By no means, dear Khaled al-Khamissi, would I regard literature as tied to nations or geography, bearing all this in mind. James Joyce was a European and 1001 Nights was written in the Orient. But what would James Joyce be without the European literature before him! And what would European literature before Joyce be without 1001 Nights? Or without Homer, whom our narrow-minded modern understanding of the nation would classify not as a Greek but as a Turk! And what would Homer be without the ancient Babylonian epos of Gilgamesh? If world literature has a beginning at all, then it has it, seen from today, in Iraq and ancient Egypt!

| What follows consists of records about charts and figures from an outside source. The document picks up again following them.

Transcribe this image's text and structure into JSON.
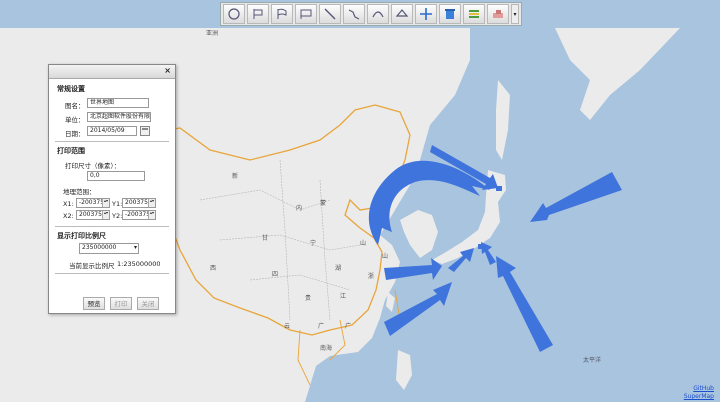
{
  "toolbar": {
    "tools": [
      {
        "name": "reset-view-icon"
      },
      {
        "name": "flag-icon"
      },
      {
        "name": "flag-wave-icon"
      },
      {
        "name": "flag-double-icon"
      },
      {
        "name": "line-draw-icon"
      },
      {
        "name": "polyline-draw-icon"
      },
      {
        "name": "curve-draw-icon"
      },
      {
        "name": "polygon-draw-icon"
      },
      {
        "name": "move-icon"
      },
      {
        "name": "delete-icon"
      },
      {
        "name": "layers-icon"
      },
      {
        "name": "eraser-icon"
      }
    ],
    "dropdown_arrow": "▾"
  },
  "map": {
    "labels": {
      "asia": "亚洲",
      "pacific": "太平洋"
    },
    "sea_color": "#a9c4de",
    "land_color": "#ebebeb",
    "border_color": "#e8a53a",
    "arrow_color": "#3f74dc"
  },
  "panel": {
    "close_label": "×",
    "general_title": "常规设置",
    "map_name_label": "图名：",
    "map_name_value": "世界地图",
    "unit_label": "单位：",
    "unit_value": "北京超图软件股份有限公",
    "date_label": "日期：",
    "date_value": "2014/05/09",
    "print_range_title": "打印范围",
    "print_size_label": "打印尺寸（像素）：",
    "print_size_value": "0,0",
    "geo_range_label": "地理范围：",
    "x1_label": "X1:",
    "x1_value": "-200375",
    "y1_label": "Y1:",
    "y1_value": "200375",
    "x2_label": "X2:",
    "x2_value": "200375",
    "y2_label": "Y2:",
    "y2_value": "-200375",
    "scale_title": "显示打印比例尺",
    "scale_value": "235000000",
    "current_scale_label": "当前显示比例尺",
    "current_scale_value": "1:235000000",
    "btn_preview": "预览",
    "btn_print": "打印",
    "btn_close": "关闭"
  },
  "credits": {
    "line1": "GitHub",
    "line2": "SuperMap"
  }
}
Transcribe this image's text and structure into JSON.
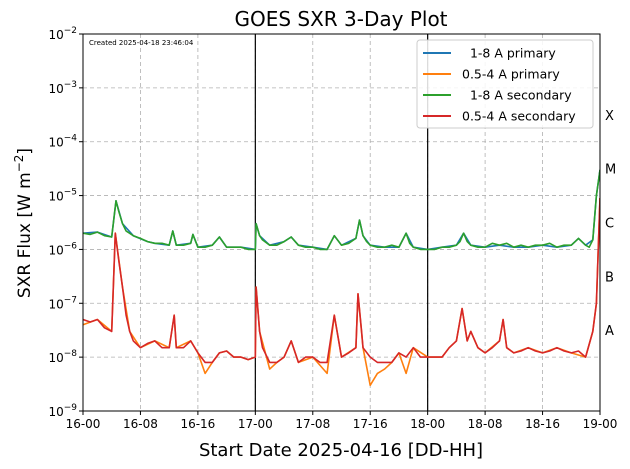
{
  "chart_data": {
    "type": "line",
    "title": "GOES SXR 3-Day Plot",
    "created_note": "Created 2025-04-18 23:46:04",
    "xlabel": "Start Date 2025-04-16 [DD-HH]",
    "ylabel_main": "SXR Flux [W m",
    "ylabel_sup": "−2",
    "ylabel_close": "]",
    "x_unit": "hours since 16-00",
    "xlim": [
      0,
      72
    ],
    "x_ticks": [
      {
        "x": 0,
        "label": "16-00"
      },
      {
        "x": 8,
        "label": "16-08"
      },
      {
        "x": 16,
        "label": "16-16"
      },
      {
        "x": 24,
        "label": "17-00"
      },
      {
        "x": 32,
        "label": "17-08"
      },
      {
        "x": 40,
        "label": "17-16"
      },
      {
        "x": 48,
        "label": "18-00"
      },
      {
        "x": 56,
        "label": "18-08"
      },
      {
        "x": 64,
        "label": "18-16"
      },
      {
        "x": 72,
        "label": "19-00"
      }
    ],
    "y_scale": "log",
    "ylim_exp": [
      -9,
      -2
    ],
    "y_ticks": [
      {
        "exp": -9,
        "label": "10",
        "sup": "−9"
      },
      {
        "exp": -8,
        "label": "10",
        "sup": "−8"
      },
      {
        "exp": -7,
        "label": "10",
        "sup": "−7"
      },
      {
        "exp": -6,
        "label": "10",
        "sup": "−6"
      },
      {
        "exp": -5,
        "label": "10",
        "sup": "−5"
      },
      {
        "exp": -4,
        "label": "10",
        "sup": "−4"
      },
      {
        "exp": -3,
        "label": "10",
        "sup": "−3"
      },
      {
        "exp": -2,
        "label": "10",
        "sup": "−2"
      }
    ],
    "flare_classes": [
      {
        "label": "A",
        "exp": -7.5
      },
      {
        "label": "B",
        "exp": -6.5
      },
      {
        "label": "C",
        "exp": -5.5
      },
      {
        "label": "M",
        "exp": -4.5
      },
      {
        "label": "X",
        "exp": -3.5
      }
    ],
    "grid": true,
    "vlines_x": [
      24,
      48
    ],
    "legend_position": "top-right",
    "series": [
      {
        "name": "  1-8 A primary",
        "color": "#1f77b4",
        "points": [
          [
            0,
            2e-06
          ],
          [
            2,
            2.1e-06
          ],
          [
            4,
            1.7e-06
          ],
          [
            4.6,
            8e-06
          ],
          [
            5.5,
            3e-06
          ],
          [
            7,
            1.8e-06
          ],
          [
            9,
            1.4e-06
          ],
          [
            10,
            1.3e-06
          ],
          [
            12,
            1.2e-06
          ],
          [
            12.5,
            2.2e-06
          ],
          [
            13,
            1.2e-06
          ],
          [
            15,
            1.3e-06
          ],
          [
            15.3,
            1.9e-06
          ],
          [
            16,
            1.1e-06
          ],
          [
            18,
            1.2e-06
          ],
          [
            19,
            1.7e-06
          ],
          [
            20,
            1.1e-06
          ],
          [
            22,
            1.1e-06
          ],
          [
            24,
            1e-06
          ],
          [
            24.1,
            3e-06
          ],
          [
            24.6,
            1.8e-06
          ],
          [
            26,
            1.2e-06
          ],
          [
            28,
            1.4e-06
          ],
          [
            29,
            1.7e-06
          ],
          [
            30,
            1.2e-06
          ],
          [
            32,
            1.1e-06
          ],
          [
            34,
            1e-06
          ],
          [
            35,
            1.8e-06
          ],
          [
            36,
            1.2e-06
          ],
          [
            38,
            1.6e-06
          ],
          [
            38.5,
            3.5e-06
          ],
          [
            39,
            1.8e-06
          ],
          [
            40,
            1.2e-06
          ],
          [
            42,
            1.1e-06
          ],
          [
            44,
            1.1e-06
          ],
          [
            45,
            2e-06
          ],
          [
            46,
            1.1e-06
          ],
          [
            48,
            1e-06
          ],
          [
            50,
            1.1e-06
          ],
          [
            52,
            1.2e-06
          ],
          [
            53,
            2e-06
          ],
          [
            54,
            1.2e-06
          ],
          [
            56,
            1.1e-06
          ],
          [
            58,
            1.2e-06
          ],
          [
            60,
            1.1e-06
          ],
          [
            62,
            1.1e-06
          ],
          [
            64,
            1.2e-06
          ],
          [
            66,
            1.1e-06
          ],
          [
            68,
            1.2e-06
          ],
          [
            69,
            1.6e-06
          ],
          [
            70,
            1.2e-06
          ],
          [
            71,
            1.5e-06
          ],
          [
            71.5,
            1e-05
          ],
          [
            72,
            3e-05
          ]
        ]
      },
      {
        "name": "0.5-4 A primary",
        "color": "#ff7f0e",
        "points": [
          [
            0,
            4e-08
          ],
          [
            2,
            5e-08
          ],
          [
            4,
            3e-08
          ],
          [
            4.5,
            2e-06
          ],
          [
            5.5,
            2e-07
          ],
          [
            6.5,
            3e-08
          ],
          [
            8,
            1.5e-08
          ],
          [
            10,
            2e-08
          ],
          [
            12,
            1.5e-08
          ],
          [
            12.7,
            6e-08
          ],
          [
            13,
            1.5e-08
          ],
          [
            15,
            2e-08
          ],
          [
            16,
            1.2e-08
          ],
          [
            17,
            5e-09
          ],
          [
            18,
            8e-09
          ],
          [
            19,
            1.2e-08
          ],
          [
            20,
            1.3e-08
          ],
          [
            21,
            1e-08
          ],
          [
            22,
            1e-08
          ],
          [
            23,
            9e-09
          ],
          [
            24,
            1e-08
          ],
          [
            24.1,
            2e-07
          ],
          [
            24.6,
            3e-08
          ],
          [
            26,
            6e-09
          ],
          [
            27,
            8e-09
          ],
          [
            28,
            1e-08
          ],
          [
            29,
            2e-08
          ],
          [
            30,
            8e-09
          ],
          [
            32,
            1e-08
          ],
          [
            34,
            5e-09
          ],
          [
            35,
            6e-08
          ],
          [
            36,
            1e-08
          ],
          [
            38,
            1.5e-08
          ],
          [
            38.3,
            1.5e-07
          ],
          [
            39,
            1.5e-08
          ],
          [
            40,
            3e-09
          ],
          [
            41,
            5e-09
          ],
          [
            42,
            6e-09
          ],
          [
            43,
            8e-09
          ],
          [
            44,
            1.2e-08
          ],
          [
            45,
            5e-09
          ],
          [
            46,
            1.5e-08
          ],
          [
            48,
            1e-08
          ],
          [
            50,
            1e-08
          ],
          [
            51,
            1.5e-08
          ],
          [
            52,
            2e-08
          ],
          [
            52.8,
            8e-08
          ],
          [
            53.5,
            2e-08
          ],
          [
            54,
            3e-08
          ],
          [
            55,
            1.5e-08
          ],
          [
            56,
            1.2e-08
          ],
          [
            58,
            2e-08
          ],
          [
            58.5,
            5e-08
          ],
          [
            59,
            1.5e-08
          ],
          [
            60,
            1.2e-08
          ],
          [
            62,
            1.5e-08
          ],
          [
            64,
            1.2e-08
          ],
          [
            66,
            1.5e-08
          ],
          [
            68,
            1.2e-08
          ],
          [
            70,
            1e-08
          ],
          [
            71,
            3e-08
          ],
          [
            71.5,
            1e-07
          ],
          [
            72,
            9e-06
          ]
        ]
      },
      {
        "name": "  1-8 A secondary",
        "color": "#2ca02c",
        "points": [
          [
            0,
            2e-06
          ],
          [
            1,
            1.9e-06
          ],
          [
            2,
            2.1e-06
          ],
          [
            3,
            1.8e-06
          ],
          [
            4,
            1.7e-06
          ],
          [
            4.6,
            8e-06
          ],
          [
            5,
            5e-06
          ],
          [
            5.5,
            3e-06
          ],
          [
            6,
            2.2e-06
          ],
          [
            7,
            1.8e-06
          ],
          [
            8,
            1.6e-06
          ],
          [
            9,
            1.4e-06
          ],
          [
            10,
            1.3e-06
          ],
          [
            11,
            1.3e-06
          ],
          [
            12,
            1.2e-06
          ],
          [
            12.5,
            2.2e-06
          ],
          [
            13,
            1.2e-06
          ],
          [
            14,
            1.2e-06
          ],
          [
            15,
            1.3e-06
          ],
          [
            15.3,
            1.9e-06
          ],
          [
            16,
            1.1e-06
          ],
          [
            17,
            1.1e-06
          ],
          [
            18,
            1.2e-06
          ],
          [
            19,
            1.7e-06
          ],
          [
            20,
            1.1e-06
          ],
          [
            21,
            1.1e-06
          ],
          [
            22,
            1.1e-06
          ],
          [
            23,
            1e-06
          ],
          [
            24,
            1e-06
          ],
          [
            24.1,
            3e-06
          ],
          [
            24.6,
            1.8e-06
          ],
          [
            25,
            1.5e-06
          ],
          [
            26,
            1.2e-06
          ],
          [
            27,
            1.2e-06
          ],
          [
            28,
            1.4e-06
          ],
          [
            29,
            1.7e-06
          ],
          [
            30,
            1.2e-06
          ],
          [
            31,
            1.1e-06
          ],
          [
            32,
            1.1e-06
          ],
          [
            33,
            1e-06
          ],
          [
            34,
            1e-06
          ],
          [
            35,
            1.8e-06
          ],
          [
            36,
            1.2e-06
          ],
          [
            37,
            1.3e-06
          ],
          [
            38,
            1.6e-06
          ],
          [
            38.5,
            3.5e-06
          ],
          [
            39,
            1.8e-06
          ],
          [
            39.5,
            1.4e-06
          ],
          [
            40,
            1.2e-06
          ],
          [
            41,
            1.1e-06
          ],
          [
            42,
            1.1e-06
          ],
          [
            43,
            1.2e-06
          ],
          [
            44,
            1.1e-06
          ],
          [
            45,
            2e-06
          ],
          [
            45.5,
            1.3e-06
          ],
          [
            46,
            1.1e-06
          ],
          [
            47,
            1e-06
          ],
          [
            48,
            1e-06
          ],
          [
            49,
            1e-06
          ],
          [
            50,
            1.1e-06
          ],
          [
            51,
            1.1e-06
          ],
          [
            52,
            1.2e-06
          ],
          [
            52.5,
            1.4e-06
          ],
          [
            53,
            2e-06
          ],
          [
            53.5,
            1.4e-06
          ],
          [
            54,
            1.2e-06
          ],
          [
            55,
            1.1e-06
          ],
          [
            56,
            1.1e-06
          ],
          [
            57,
            1.3e-06
          ],
          [
            58,
            1.2e-06
          ],
          [
            59,
            1.3e-06
          ],
          [
            60,
            1.1e-06
          ],
          [
            61,
            1.2e-06
          ],
          [
            62,
            1.1e-06
          ],
          [
            63,
            1.2e-06
          ],
          [
            64,
            1.2e-06
          ],
          [
            65,
            1.3e-06
          ],
          [
            66,
            1.1e-06
          ],
          [
            67,
            1.2e-06
          ],
          [
            68,
            1.2e-06
          ],
          [
            69,
            1.6e-06
          ],
          [
            70,
            1.2e-06
          ],
          [
            70.5,
            1.1e-06
          ],
          [
            71,
            1.5e-06
          ],
          [
            71.5,
            1e-05
          ],
          [
            72,
            3e-05
          ]
        ]
      },
      {
        "name": "0.5-4 A secondary",
        "color": "#d62728",
        "points": [
          [
            0,
            5e-08
          ],
          [
            1,
            4.5e-08
          ],
          [
            2,
            5e-08
          ],
          [
            3,
            3.5e-08
          ],
          [
            4,
            3e-08
          ],
          [
            4.5,
            2e-06
          ],
          [
            5,
            6e-07
          ],
          [
            5.5,
            2e-07
          ],
          [
            6,
            6e-08
          ],
          [
            6.5,
            3e-08
          ],
          [
            7,
            2e-08
          ],
          [
            8,
            1.5e-08
          ],
          [
            9,
            1.8e-08
          ],
          [
            10,
            2e-08
          ],
          [
            11,
            1.5e-08
          ],
          [
            12,
            1.5e-08
          ],
          [
            12.7,
            6e-08
          ],
          [
            13,
            1.5e-08
          ],
          [
            14,
            1.5e-08
          ],
          [
            15,
            2e-08
          ],
          [
            16,
            1.2e-08
          ],
          [
            17,
            8e-09
          ],
          [
            18,
            8e-09
          ],
          [
            19,
            1.2e-08
          ],
          [
            20,
            1.3e-08
          ],
          [
            21,
            1e-08
          ],
          [
            22,
            1e-08
          ],
          [
            23,
            9e-09
          ],
          [
            24,
            1e-08
          ],
          [
            24.1,
            2e-07
          ],
          [
            24.6,
            3e-08
          ],
          [
            25,
            1.5e-08
          ],
          [
            26,
            8e-09
          ],
          [
            27,
            8e-09
          ],
          [
            28,
            1e-08
          ],
          [
            29,
            2e-08
          ],
          [
            30,
            8e-09
          ],
          [
            31,
            1e-08
          ],
          [
            32,
            1e-08
          ],
          [
            33,
            8e-09
          ],
          [
            34,
            8e-09
          ],
          [
            35,
            6e-08
          ],
          [
            36,
            1e-08
          ],
          [
            37,
            1.2e-08
          ],
          [
            38,
            1.5e-08
          ],
          [
            38.3,
            1.5e-07
          ],
          [
            38.8,
            3e-08
          ],
          [
            39,
            1.5e-08
          ],
          [
            40,
            1e-08
          ],
          [
            41,
            8e-09
          ],
          [
            42,
            8e-09
          ],
          [
            43,
            8e-09
          ],
          [
            44,
            1.2e-08
          ],
          [
            45,
            1e-08
          ],
          [
            46,
            1.5e-08
          ],
          [
            47,
            1e-08
          ],
          [
            48,
            1e-08
          ],
          [
            49,
            1e-08
          ],
          [
            50,
            1e-08
          ],
          [
            51,
            1.5e-08
          ],
          [
            52,
            2e-08
          ],
          [
            52.8,
            8e-08
          ],
          [
            53.5,
            2e-08
          ],
          [
            54,
            3e-08
          ],
          [
            55,
            1.5e-08
          ],
          [
            56,
            1.2e-08
          ],
          [
            57,
            1.5e-08
          ],
          [
            58,
            2e-08
          ],
          [
            58.5,
            5e-08
          ],
          [
            59,
            1.5e-08
          ],
          [
            60,
            1.2e-08
          ],
          [
            61,
            1.3e-08
          ],
          [
            62,
            1.5e-08
          ],
          [
            63,
            1.3e-08
          ],
          [
            64,
            1.2e-08
          ],
          [
            65,
            1.3e-08
          ],
          [
            66,
            1.5e-08
          ],
          [
            67,
            1.3e-08
          ],
          [
            68,
            1.2e-08
          ],
          [
            69,
            1.3e-08
          ],
          [
            70,
            1e-08
          ],
          [
            71,
            3e-08
          ],
          [
            71.5,
            1e-07
          ],
          [
            72,
            9e-06
          ]
        ]
      }
    ]
  }
}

But back to the role of the intellectual for a moment. Do we not have to come to terms with our lack of power, in the face of the developments you describe, on which we as people of words, of signs, of symbols, can have no direct influence? I have the feeling we are veritably forced to be always one step ahead of our time (like you were with your book).

In the time itself, in the present, we only feel our own lack of power, with the result that we grow either frustrated or more radical. Literature, or art in general, enables us to leap out of our own time, into another consciousness. It makes no difference whether this consciousness is one of the past or the future, because there is always something to be found in the past that can be made fruitful for the future, as in the example of Ottoman poetry.

All this does not mean, of course, that we should sit back and do nothing for the present day. Just yesterday, I signed a petition for solidarity with the Syrian protest movement. But for our actual, deeper changes of consciousness, we will have to have a very 'long wind', as we say in German.

With best wishes from a still rainy Istanbul, still flooded with salesmen calling "Şemsiye, şemsiye".